Le 8 décembre, des festivités plus populaires que religieuses
Le jour venu, de violents orages frappent la Capitale des Gaules, et le spectre de l’annulation ressurgit. L’Église décide de reporter les festivités… mais pas les Lyonnais qui jouent la fronde jusqu’au bout ! Le Lyonnais a une patience limitée et une sacrée tête de mule ! Le 8 décembre, il fera ce qu’il a prévu depuis 3 mois : il fera la fête !
Le soir même, alors que cessent les pluies et que s’éloignent les nuages, les lumignons apparaissent aux fenêtres, la foule envahit les rues, au rythme des fanfares.
Le 8 décembre est né et, contrairement à ce que l’on croit, c’est bel et bien le peuple qui a décidé et non pas l’Église, qui a dû se raccrocher à la volonté populaire pour honorer la Vierge.
Une tradition devenue une carte de visite internationale pour Lyon
Si la tradition est rapidement devenue nationale, on ne peut pas nier qu’elle a un ancrage aujourd’hui très lyonnais.
Depuis une vingtaine d’année, la coutume populaire locale a peu à peu cédé la place à un spectacle « son et lumière » à la portée internationale développée par les édiles successifs de la Ville, en particulier Michel Noir et surtout Gérard Collomb.
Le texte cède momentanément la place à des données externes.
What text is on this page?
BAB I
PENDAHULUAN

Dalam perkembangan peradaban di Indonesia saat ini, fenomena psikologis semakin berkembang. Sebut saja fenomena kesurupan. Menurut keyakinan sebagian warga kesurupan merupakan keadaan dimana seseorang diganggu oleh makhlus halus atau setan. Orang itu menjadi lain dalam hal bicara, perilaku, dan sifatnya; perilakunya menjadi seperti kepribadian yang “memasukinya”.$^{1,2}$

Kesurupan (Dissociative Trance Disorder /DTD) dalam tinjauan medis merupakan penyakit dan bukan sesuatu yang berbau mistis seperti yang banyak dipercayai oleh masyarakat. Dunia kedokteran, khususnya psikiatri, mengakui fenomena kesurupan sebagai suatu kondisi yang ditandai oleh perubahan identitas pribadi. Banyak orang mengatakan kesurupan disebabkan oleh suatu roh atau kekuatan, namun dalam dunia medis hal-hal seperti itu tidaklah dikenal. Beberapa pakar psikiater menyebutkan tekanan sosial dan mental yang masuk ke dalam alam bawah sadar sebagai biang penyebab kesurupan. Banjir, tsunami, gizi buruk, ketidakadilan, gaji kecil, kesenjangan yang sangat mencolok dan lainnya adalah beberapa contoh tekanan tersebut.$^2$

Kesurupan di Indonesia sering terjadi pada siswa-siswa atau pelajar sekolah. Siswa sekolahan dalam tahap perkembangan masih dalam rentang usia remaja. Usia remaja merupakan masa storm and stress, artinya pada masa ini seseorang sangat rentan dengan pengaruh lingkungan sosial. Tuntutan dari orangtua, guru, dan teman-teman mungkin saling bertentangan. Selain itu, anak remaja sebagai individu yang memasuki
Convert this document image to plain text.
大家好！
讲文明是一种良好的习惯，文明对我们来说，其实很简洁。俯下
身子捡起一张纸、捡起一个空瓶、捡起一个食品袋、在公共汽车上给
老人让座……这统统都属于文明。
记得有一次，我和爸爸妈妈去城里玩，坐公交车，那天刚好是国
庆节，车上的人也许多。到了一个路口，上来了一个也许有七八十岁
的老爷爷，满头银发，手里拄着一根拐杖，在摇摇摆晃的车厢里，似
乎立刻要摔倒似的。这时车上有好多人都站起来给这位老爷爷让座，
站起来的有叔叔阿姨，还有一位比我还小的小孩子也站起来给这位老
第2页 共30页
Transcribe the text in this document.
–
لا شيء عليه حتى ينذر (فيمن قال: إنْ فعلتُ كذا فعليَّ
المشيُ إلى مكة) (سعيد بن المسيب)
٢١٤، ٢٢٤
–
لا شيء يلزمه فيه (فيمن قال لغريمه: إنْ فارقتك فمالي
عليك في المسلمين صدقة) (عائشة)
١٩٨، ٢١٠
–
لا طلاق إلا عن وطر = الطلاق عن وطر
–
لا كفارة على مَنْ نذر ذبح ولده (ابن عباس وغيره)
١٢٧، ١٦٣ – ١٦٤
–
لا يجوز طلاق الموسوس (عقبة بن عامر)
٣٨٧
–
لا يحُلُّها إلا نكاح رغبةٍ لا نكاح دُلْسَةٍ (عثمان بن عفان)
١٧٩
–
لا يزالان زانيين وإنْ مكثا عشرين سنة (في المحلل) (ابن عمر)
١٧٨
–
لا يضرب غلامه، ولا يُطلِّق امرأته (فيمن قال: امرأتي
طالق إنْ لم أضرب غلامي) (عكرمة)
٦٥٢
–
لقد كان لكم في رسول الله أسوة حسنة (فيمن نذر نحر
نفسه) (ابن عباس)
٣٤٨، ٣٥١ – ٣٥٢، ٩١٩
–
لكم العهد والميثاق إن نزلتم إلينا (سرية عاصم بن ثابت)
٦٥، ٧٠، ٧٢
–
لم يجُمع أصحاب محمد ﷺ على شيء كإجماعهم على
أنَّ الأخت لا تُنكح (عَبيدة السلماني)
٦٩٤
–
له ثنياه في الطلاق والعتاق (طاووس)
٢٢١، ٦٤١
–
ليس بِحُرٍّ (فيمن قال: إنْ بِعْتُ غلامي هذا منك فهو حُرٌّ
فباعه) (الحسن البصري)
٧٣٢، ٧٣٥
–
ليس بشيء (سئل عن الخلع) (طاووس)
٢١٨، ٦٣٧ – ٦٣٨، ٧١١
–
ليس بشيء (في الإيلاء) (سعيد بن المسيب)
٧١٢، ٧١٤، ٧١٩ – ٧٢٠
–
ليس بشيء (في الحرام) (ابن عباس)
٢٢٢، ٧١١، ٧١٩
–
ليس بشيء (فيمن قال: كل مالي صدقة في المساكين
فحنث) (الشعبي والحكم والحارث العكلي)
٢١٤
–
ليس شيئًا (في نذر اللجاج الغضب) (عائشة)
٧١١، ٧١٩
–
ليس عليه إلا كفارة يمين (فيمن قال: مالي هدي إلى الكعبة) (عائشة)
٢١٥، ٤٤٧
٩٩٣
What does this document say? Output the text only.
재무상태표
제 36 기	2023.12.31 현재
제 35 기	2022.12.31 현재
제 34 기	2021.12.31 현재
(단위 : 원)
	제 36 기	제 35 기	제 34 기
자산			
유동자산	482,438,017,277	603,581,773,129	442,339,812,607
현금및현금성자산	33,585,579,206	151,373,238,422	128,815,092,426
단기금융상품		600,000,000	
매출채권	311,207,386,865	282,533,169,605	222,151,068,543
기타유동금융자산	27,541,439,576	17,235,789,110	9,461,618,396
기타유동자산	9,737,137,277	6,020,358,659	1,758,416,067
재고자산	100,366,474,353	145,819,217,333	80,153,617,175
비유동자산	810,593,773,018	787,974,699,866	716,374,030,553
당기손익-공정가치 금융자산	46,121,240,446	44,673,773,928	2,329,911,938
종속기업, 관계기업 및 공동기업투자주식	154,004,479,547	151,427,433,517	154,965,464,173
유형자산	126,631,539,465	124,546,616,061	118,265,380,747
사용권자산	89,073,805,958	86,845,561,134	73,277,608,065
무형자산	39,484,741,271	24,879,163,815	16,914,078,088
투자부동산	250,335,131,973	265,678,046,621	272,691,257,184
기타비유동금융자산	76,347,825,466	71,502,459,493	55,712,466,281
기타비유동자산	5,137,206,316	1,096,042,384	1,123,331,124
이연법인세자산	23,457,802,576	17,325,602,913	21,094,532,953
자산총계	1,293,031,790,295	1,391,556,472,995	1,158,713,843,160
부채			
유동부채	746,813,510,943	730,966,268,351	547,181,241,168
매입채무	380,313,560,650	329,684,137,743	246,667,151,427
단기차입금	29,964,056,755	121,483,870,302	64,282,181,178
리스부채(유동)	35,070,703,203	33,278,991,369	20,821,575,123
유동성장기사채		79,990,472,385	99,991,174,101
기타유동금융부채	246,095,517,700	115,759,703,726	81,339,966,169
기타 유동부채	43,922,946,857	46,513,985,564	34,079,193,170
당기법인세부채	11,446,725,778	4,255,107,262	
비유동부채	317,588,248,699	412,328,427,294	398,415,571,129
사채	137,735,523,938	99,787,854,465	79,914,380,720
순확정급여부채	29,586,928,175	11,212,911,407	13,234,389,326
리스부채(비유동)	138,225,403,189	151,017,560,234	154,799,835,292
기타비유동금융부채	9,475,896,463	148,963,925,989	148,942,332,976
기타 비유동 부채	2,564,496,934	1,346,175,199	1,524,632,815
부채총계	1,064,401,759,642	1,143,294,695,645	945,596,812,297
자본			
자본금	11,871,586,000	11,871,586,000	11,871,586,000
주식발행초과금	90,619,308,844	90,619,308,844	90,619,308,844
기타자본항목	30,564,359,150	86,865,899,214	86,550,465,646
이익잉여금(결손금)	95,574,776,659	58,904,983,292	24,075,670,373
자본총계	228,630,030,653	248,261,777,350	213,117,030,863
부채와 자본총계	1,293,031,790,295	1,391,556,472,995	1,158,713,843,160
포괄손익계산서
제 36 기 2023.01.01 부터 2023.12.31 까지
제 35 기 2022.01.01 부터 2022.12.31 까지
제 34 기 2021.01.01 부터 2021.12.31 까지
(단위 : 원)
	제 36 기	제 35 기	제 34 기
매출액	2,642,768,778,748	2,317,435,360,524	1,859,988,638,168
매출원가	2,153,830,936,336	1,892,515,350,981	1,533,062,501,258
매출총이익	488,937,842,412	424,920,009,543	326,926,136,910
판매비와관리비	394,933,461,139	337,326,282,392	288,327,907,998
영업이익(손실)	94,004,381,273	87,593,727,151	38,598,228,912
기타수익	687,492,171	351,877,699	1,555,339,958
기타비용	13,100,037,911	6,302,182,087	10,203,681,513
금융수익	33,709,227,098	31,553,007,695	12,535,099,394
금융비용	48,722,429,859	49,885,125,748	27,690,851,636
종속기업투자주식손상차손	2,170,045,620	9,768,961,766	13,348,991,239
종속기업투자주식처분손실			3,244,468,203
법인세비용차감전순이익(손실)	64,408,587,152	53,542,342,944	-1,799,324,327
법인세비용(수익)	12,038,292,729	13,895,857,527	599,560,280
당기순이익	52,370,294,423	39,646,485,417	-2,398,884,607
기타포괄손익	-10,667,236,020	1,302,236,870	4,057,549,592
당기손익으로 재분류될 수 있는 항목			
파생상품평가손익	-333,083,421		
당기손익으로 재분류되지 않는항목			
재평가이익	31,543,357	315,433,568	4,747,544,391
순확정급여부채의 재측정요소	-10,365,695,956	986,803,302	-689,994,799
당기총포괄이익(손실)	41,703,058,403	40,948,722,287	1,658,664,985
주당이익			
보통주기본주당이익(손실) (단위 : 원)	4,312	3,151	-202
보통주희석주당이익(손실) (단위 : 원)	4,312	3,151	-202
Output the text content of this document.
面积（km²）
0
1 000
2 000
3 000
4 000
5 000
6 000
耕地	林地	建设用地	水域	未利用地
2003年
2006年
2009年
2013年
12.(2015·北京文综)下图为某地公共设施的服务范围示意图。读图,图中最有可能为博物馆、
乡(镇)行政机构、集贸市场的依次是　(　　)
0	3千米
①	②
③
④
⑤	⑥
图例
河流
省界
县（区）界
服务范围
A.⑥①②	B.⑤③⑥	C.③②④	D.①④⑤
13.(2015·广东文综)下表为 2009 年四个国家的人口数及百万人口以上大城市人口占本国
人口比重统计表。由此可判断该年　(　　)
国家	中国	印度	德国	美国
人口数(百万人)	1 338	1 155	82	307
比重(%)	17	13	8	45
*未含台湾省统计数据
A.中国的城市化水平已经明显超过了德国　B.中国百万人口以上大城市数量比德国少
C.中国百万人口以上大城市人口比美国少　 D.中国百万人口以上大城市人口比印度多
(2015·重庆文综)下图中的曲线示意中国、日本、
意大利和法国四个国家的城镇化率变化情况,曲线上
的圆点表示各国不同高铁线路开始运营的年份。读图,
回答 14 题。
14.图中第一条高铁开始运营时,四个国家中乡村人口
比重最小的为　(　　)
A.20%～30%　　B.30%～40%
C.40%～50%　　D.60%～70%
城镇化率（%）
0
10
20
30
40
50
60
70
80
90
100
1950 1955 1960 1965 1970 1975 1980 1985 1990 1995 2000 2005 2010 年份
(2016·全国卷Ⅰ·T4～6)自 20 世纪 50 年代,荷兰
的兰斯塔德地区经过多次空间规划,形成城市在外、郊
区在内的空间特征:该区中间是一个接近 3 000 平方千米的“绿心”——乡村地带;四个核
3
La foule en liesse, entassée dans les petites rues de la Presqu’île ou du Vieux Lyon, mitraillée de farine ou d’oeufs par les facétieux Lyonnais depuis leurs fenêtres illuminées, s’est au mieux fondue aux hordes de touristes qui, à défaut de Prussiens, envahissent maintenant pendant 4 jours les rues de Lyon pour assister aux fameuses « Fêtes des Lumières ».
Et si l’on honorait les personnels de santé pour ce 8 décembre 2020 ?
Quand on sait comment est née la tradition, peut-être pourrait-t-on la joindre à l’utile, en pensant à celui ou celle, quelle que soit notre religion, qui pourrait peut-être nous donner un petit coup de main pour mettre un grand coup de pied à ce fichu virus ?
Faute de « Fêtes des Lumières » cette année (annulée en raison des conditions sanitaires), et si l’on avait tout simplement une pensée pour celles et ceux qui sont en première ligne contre le virus, lorsque nous mettrons nos lumignons sur les rebords de nos fenêtres ?
Ne sont-ils pas nos Saints les plus sûrs depuis le début de cette triste année 2020 ?
1 commentaire
Un grand bravo pour ce message que très peu de monde connaissait !! Très intéressant et enrichissant. Il donne aussi du courage à tous ceux qui souffrent en ce moment. Bon 8 Décembre !!